As she speaks about Bollywood films, a series of clips from Bollywood movies parade across the screen. These films are not named, but we see a man on horseback, a woman riding a caravan pulled by horses, a man shooting a gun, and a woman looking mournfully at the camera as a man walks away before he turns to look back at her over his shoulder, a woman belly dancing, and a couple in formal attire on a red carpet.

She says, “Bollywood is one of these subjects that a lot of people misunderstand because they think that it's just a cheesy plot that's formulaic and the same story is told over and over again. I have researched the grammar of Hindi cinema and I actually look at how Bollywood actually works, why are there song and dance sequences, why is it always a love story. My Bollywood class is really a class where you can love the films and analyze the films. It's a class about how you study something that you love. A lot of the students come away from that class really falling in love with Bollywood.”
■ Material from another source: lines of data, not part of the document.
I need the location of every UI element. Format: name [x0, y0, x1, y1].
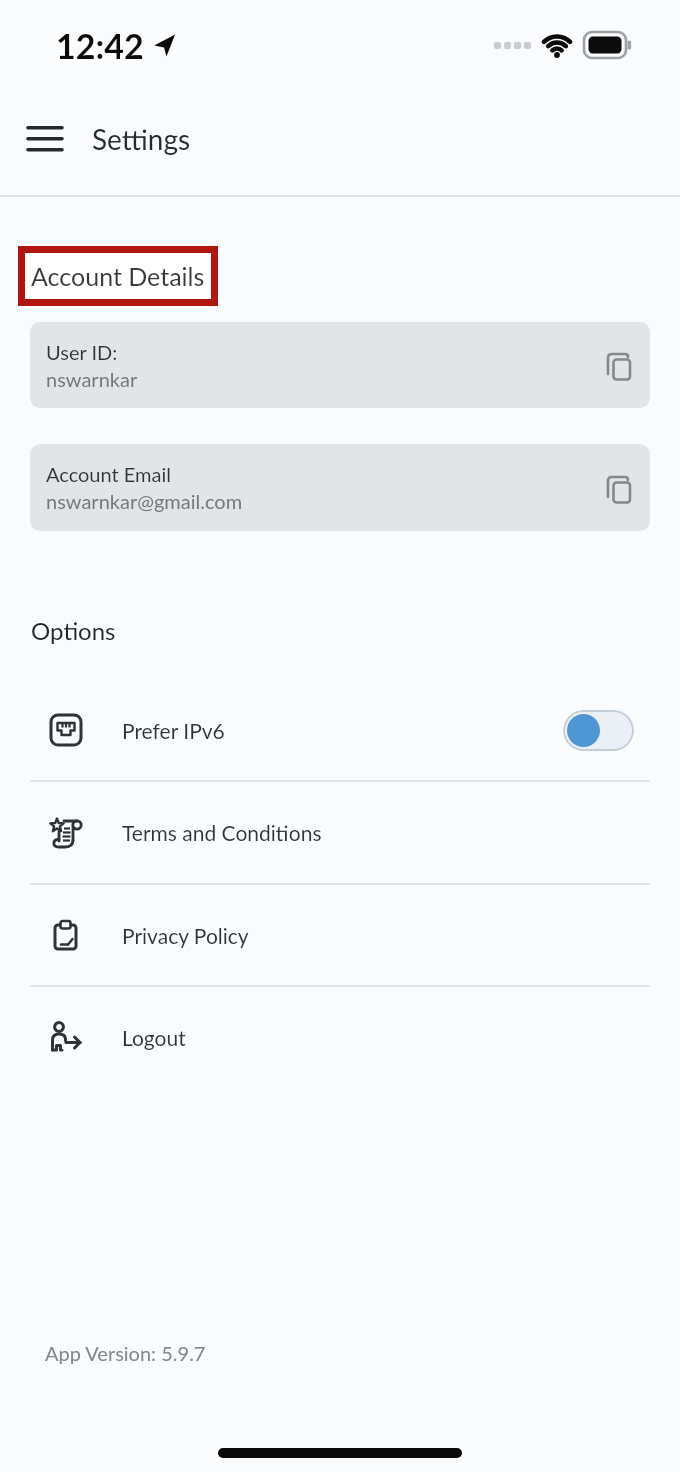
button[interactable]: User ID: — [46, 322, 636, 408]
staticText: Terms and Conditions — [122, 820, 322, 845]
button[interactable] — [563, 710, 634, 751]
button[interactable]: Logout — [30, 987, 650, 1087]
staticText: nswarnkar@gmail.com — [46, 489, 243, 513]
button[interactable]: Terms and Conditions — [30, 782, 650, 883]
staticText: Privacy Policy — [122, 923, 249, 948]
button[interactable]: Privacy Policy — [30, 885, 650, 985]
staticText: nswarnkar — [46, 367, 138, 391]
staticText: User ID: — [46, 340, 118, 364]
staticText: Account Details — [31, 261, 205, 291]
button[interactable]: Prefer IPv6 — [30, 680, 650, 780]
staticText: Prefer IPv6 — [122, 718, 225, 743]
staticText: Settings — [92, 122, 191, 156]
button[interactable]: Account Email — [46, 444, 636, 531]
staticText: Options — [31, 616, 116, 645]
staticText: Account Email — [46, 462, 171, 486]
button[interactable] — [598, 469, 636, 507]
staticText: App Version: 5.9.7 — [45, 1341, 206, 1365]
button[interactable] — [598, 346, 636, 384]
staticText: Logout — [122, 1025, 186, 1050]
button[interactable] — [28, 126, 62, 152]
staticText: 12:42 — [56, 25, 144, 66]
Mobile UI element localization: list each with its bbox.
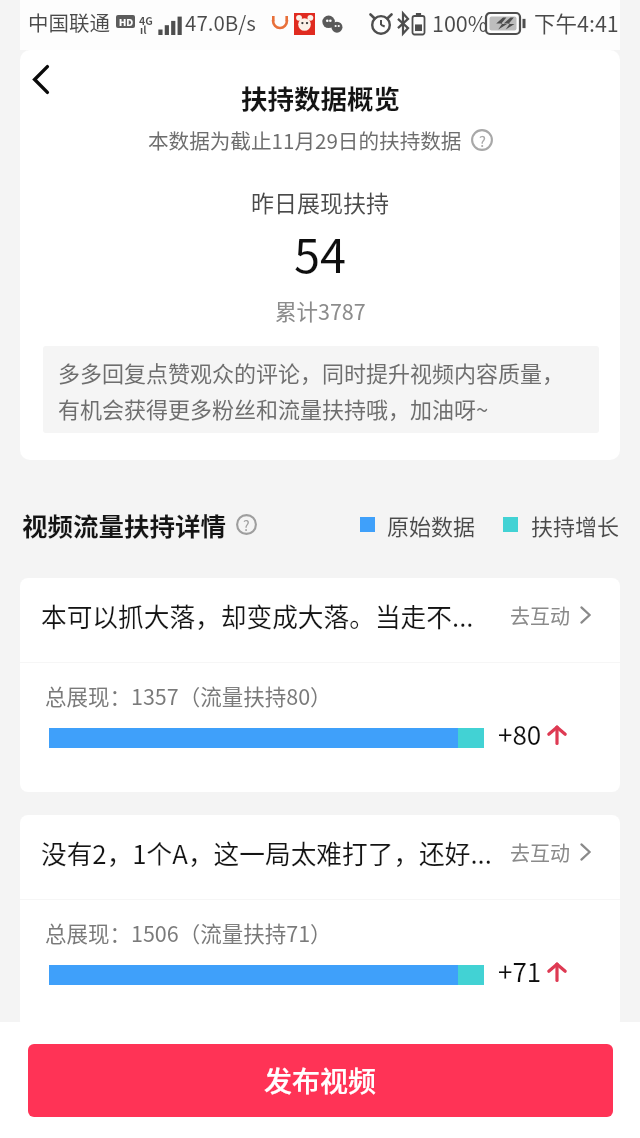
staticText: 发布视频 bbox=[264, 1060, 377, 1101]
button[interactable]: Help bbox=[471, 129, 493, 151]
staticText: 昨日展现扶持 bbox=[251, 185, 389, 218]
staticText: 累计3787 bbox=[275, 295, 366, 326]
staticText: 没有2，1个A，这一局太难打了，还好... bbox=[41, 834, 494, 871]
staticText: 本数据为截止11月29日的扶持数据 bbox=[148, 125, 462, 155]
staticText: 中国联通 bbox=[28, 7, 110, 37]
staticText: 扶持数据概览 bbox=[241, 78, 400, 116]
staticText: 总展现：1506（流量扶持71） bbox=[45, 917, 332, 948]
button[interactable]: Help bbox=[236, 514, 257, 535]
staticText: 去互动 bbox=[510, 838, 570, 867]
staticText: 去互动 bbox=[510, 601, 570, 630]
staticText: 多多回复点赞观众的评论，同时提升视频内容质量， bbox=[58, 356, 565, 388]
button[interactable]: 本可以抓大落，却变成大落。当走不... bbox=[20, 578, 620, 662]
staticText: ? bbox=[243, 515, 250, 535]
staticText: HD bbox=[119, 15, 133, 28]
staticText: 47.0B/s bbox=[185, 7, 256, 37]
staticText: +80 bbox=[498, 715, 542, 753]
staticText: +71 bbox=[498, 952, 542, 990]
staticText: 有机会获得更多粉丝和流量扶持哦，加油呀~ bbox=[58, 392, 489, 424]
staticText: ? bbox=[479, 130, 486, 151]
staticText: 4G bbox=[139, 13, 153, 28]
staticText: 总展现：1357（流量扶持80） bbox=[45, 680, 332, 711]
staticText: 视频流量扶持详情 bbox=[22, 506, 227, 543]
staticText: 54 bbox=[294, 218, 347, 278]
staticText: 扶持增长 bbox=[531, 509, 620, 541]
staticText: 下午4:41 bbox=[534, 7, 619, 38]
button[interactable]: Back bbox=[21, 59, 61, 99]
staticText: 100% bbox=[432, 7, 488, 38]
staticText: ıl bbox=[140, 22, 147, 37]
button[interactable]: 没有2，1个A，这一局太难打了，还好... bbox=[20, 815, 620, 899]
button[interactable]: 发布视频 bbox=[28, 1044, 613, 1117]
staticText: 本可以抓大落，却变成大落。当走不... bbox=[41, 597, 494, 634]
staticText: 原始数据 bbox=[387, 509, 476, 541]
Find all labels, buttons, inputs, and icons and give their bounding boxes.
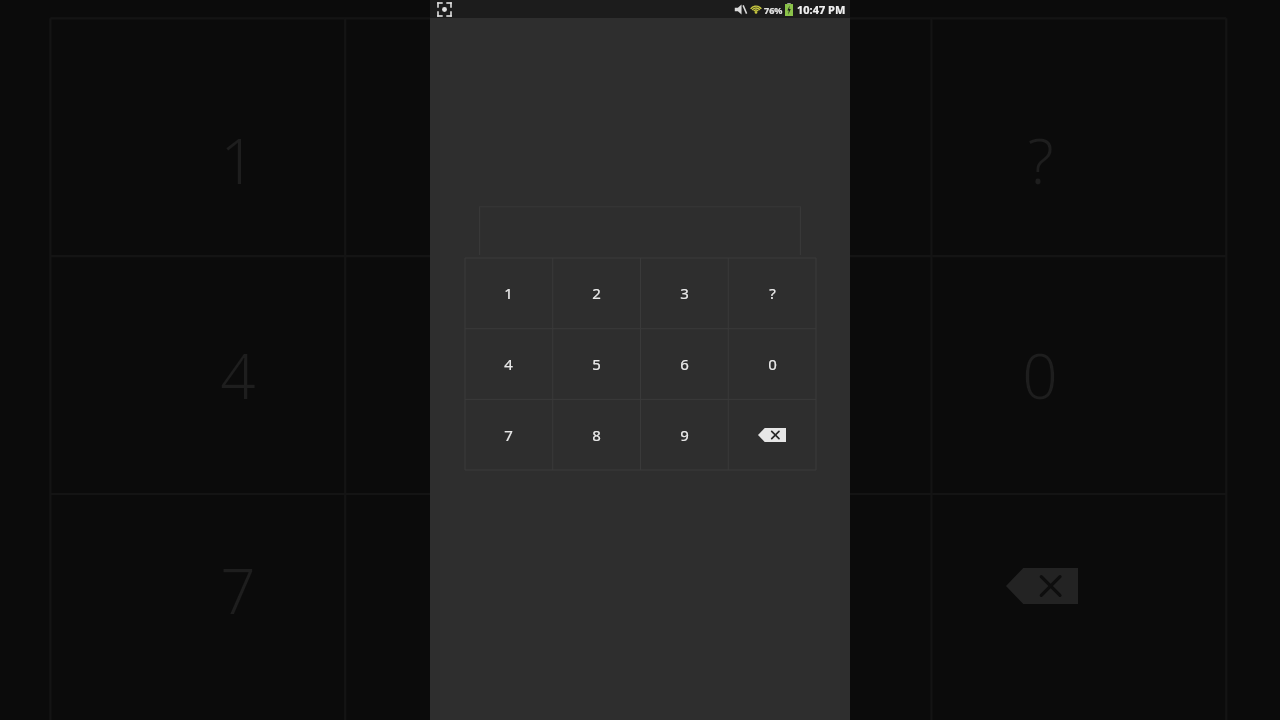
staticText: 7 xyxy=(504,425,513,445)
staticText: 8 xyxy=(592,425,601,445)
button[interactable]: 5 xyxy=(552,328,640,399)
staticText: 1 xyxy=(504,283,513,303)
button[interactable]: 7 xyxy=(465,399,552,470)
button[interactable]: ? xyxy=(728,258,816,328)
button[interactable]: 1 xyxy=(465,258,552,328)
button[interactable]: 0 xyxy=(728,328,816,399)
staticText: ? xyxy=(1027,118,1054,202)
staticText: ? xyxy=(769,283,776,303)
staticText: 76% xyxy=(764,4,783,16)
staticText: 1 xyxy=(220,118,256,202)
button[interactable]: 3 xyxy=(640,258,728,328)
button[interactable]: 6 xyxy=(640,328,728,399)
staticText: 7 xyxy=(220,548,256,632)
staticText: 3 xyxy=(680,283,689,303)
staticText: 4 xyxy=(220,333,256,417)
other: Screenshot xyxy=(438,3,451,16)
staticText: 9 xyxy=(680,425,689,445)
button[interactable]: 8 xyxy=(552,399,640,470)
staticText: 10:47 PM xyxy=(797,2,846,17)
staticText: 0 xyxy=(768,354,777,374)
button[interactable]: 9 xyxy=(640,399,728,470)
button[interactable]: 4 xyxy=(465,328,552,399)
staticText: 2 xyxy=(592,283,601,303)
staticText: 0 xyxy=(1022,333,1058,417)
staticText: 5 xyxy=(592,354,601,374)
staticText: 4 xyxy=(504,354,513,374)
button[interactable]: Backspace xyxy=(728,399,816,470)
staticText: 6 xyxy=(680,354,689,374)
button[interactable]: 2 xyxy=(552,258,640,328)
Scene shifts to a classroom of rows of desks seating 25 students facing the front of the room as she speaks off screen: “I teach classes of a range of sizes. In my Bollywood class it's quite big. It's more of a lecture class. It sometimes can have 90 or 95 people in it but the majority of the classes that I teach at Brandeis are seminar classes [of] 15 to 25 people and that really is the ideal size for a classroom. I get to know the students, they get to know me and they get to know each other.”

Ulka continues to speak as a talking head with occasional interjections of closeups of students in the classroom or shots of Ulka teaching in the front of the classroom. She says. “I would recommend to students who come here to try out classes in departments that you didn't know anything about. Many of the students who come thinking they want to study one major, when they come here they take classes in lots of different departments and they really come to love something they hadn't really heard of before. I especially enjoy that at Brandeis students have such open minds and come in with a range of knowledge about India at all or Indian literature or film and they come away with a real understanding of things that they might not have known about before. The classroom is a great place for working out ideas. I mean I tell my students that coming to class is not just checking off a box but it's actually discussing and working through the ideas of something that you've read and that basic element of just openness and curiosity to what's happening in the rest of the world is something that I hope they get from my classes and I hope they take with them when they graduate.”

Final shot is Ulka outdoors looking into the distance as the music fades out and an end screen that says “Brandeis University” fades on.